O Filoctetes (409 a.C.) baseia-se no contraste entre três figuras, duas que se opõem frontamente, Filoctetes e Ulisses, e uma terceira que é atraída ora para a esfera de um, ora para a esfera do outro, Neoptólemo. Filoctetes, o homem abandonado que a solidão e o sofrimento endureceram, sem lhe destruírem a sensibilidade; Ulisses, o político sem escrúpulos morais que age pelo oportunismo e o interesse e utiliza quaisquer meios para conseguir os seus objetivos; Neoptólemo, o jovem ingénuo, bom e generoso, que aprende com as situações embaraçosas, e sofre uma visível transformação psicológica. Da correlação de forças entre estas três personagens nasce e se desenvolve a ação.

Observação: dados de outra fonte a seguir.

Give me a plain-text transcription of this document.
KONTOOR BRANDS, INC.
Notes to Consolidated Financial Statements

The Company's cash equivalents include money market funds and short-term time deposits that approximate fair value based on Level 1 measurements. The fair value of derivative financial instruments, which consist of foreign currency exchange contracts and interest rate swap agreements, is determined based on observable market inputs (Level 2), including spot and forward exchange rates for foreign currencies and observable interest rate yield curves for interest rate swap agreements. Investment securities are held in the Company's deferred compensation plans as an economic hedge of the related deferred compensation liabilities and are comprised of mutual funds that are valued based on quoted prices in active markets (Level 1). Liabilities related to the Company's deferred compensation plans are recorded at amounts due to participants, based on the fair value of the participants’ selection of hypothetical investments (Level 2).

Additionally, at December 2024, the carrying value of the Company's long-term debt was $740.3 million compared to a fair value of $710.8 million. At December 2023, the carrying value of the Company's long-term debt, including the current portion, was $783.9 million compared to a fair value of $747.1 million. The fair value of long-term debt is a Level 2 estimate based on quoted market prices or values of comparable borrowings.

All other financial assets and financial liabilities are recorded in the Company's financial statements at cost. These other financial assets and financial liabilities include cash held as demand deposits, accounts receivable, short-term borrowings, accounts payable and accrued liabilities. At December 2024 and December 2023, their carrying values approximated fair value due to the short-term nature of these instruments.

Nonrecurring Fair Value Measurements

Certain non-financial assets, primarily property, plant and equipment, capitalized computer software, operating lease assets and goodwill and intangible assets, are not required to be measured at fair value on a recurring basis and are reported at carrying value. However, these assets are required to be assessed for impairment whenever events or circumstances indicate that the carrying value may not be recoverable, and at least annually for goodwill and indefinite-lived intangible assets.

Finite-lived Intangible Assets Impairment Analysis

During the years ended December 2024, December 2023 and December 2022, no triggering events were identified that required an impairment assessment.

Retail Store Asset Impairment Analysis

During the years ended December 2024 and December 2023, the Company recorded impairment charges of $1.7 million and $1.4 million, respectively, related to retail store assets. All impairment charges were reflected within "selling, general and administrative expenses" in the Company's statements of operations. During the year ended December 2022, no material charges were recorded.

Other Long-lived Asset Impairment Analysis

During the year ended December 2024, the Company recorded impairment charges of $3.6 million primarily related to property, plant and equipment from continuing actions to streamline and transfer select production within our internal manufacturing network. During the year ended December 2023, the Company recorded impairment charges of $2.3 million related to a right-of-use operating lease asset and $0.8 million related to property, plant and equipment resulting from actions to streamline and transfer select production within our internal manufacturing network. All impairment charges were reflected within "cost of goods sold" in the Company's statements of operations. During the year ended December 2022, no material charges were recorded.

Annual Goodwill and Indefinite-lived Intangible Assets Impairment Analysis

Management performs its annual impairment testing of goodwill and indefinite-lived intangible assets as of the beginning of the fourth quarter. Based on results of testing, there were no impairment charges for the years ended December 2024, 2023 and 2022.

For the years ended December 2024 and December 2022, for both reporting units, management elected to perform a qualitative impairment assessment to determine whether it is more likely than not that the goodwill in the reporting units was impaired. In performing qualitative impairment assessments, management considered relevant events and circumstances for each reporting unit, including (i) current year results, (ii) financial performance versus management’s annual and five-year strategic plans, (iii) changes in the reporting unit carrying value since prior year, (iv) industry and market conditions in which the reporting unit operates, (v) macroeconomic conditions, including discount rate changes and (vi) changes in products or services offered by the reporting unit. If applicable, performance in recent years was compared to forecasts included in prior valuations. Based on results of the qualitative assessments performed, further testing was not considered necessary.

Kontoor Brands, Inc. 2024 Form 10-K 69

Neste aspeto Filoctetes é um tanto diferente da generalidade das peças conservadas de Sófocles.Nelas aparecem frequentemente personagens secundárias, cuja missão fundamental é a caracterização, por contraste, do protagonista ou de outra personagem central. É o caso de Ismena na Antígona, de Crisótemis na Electra. Diferentemente, o Filoctetes não tem personagens secundárias que venham caracterizar, por contraste, os seus interlocutores. São praticamente três figuras, a que devemos juntar o Coro, e todas elas importantes, a ponto de não haver unanimidade quanto à figura central.
No entanto, o nome dado por Sófocles à peça foi o de Filoctetes, e isso tem um significado. O que Sófocles quis pôr em cena foi a tragédia do homem solitário que a ingratidão, a deslealdade, a injustiça lançaram numa ilha deserta, o drama do homem que dez anos de solidão endureceram no ódio e na revolta. Filoctetes não se deixa dobrar e prefere quebrar. […] Embora a injustiça sofrida lhe tenha provocado um ódio entranhado a Ulisses e aos Atridas, não o fez descrer de todo nos homens, como está patente na necessidade que sente de ajuda e no desejo que manifesta de sair da ilha deserta e de regressar à pátria.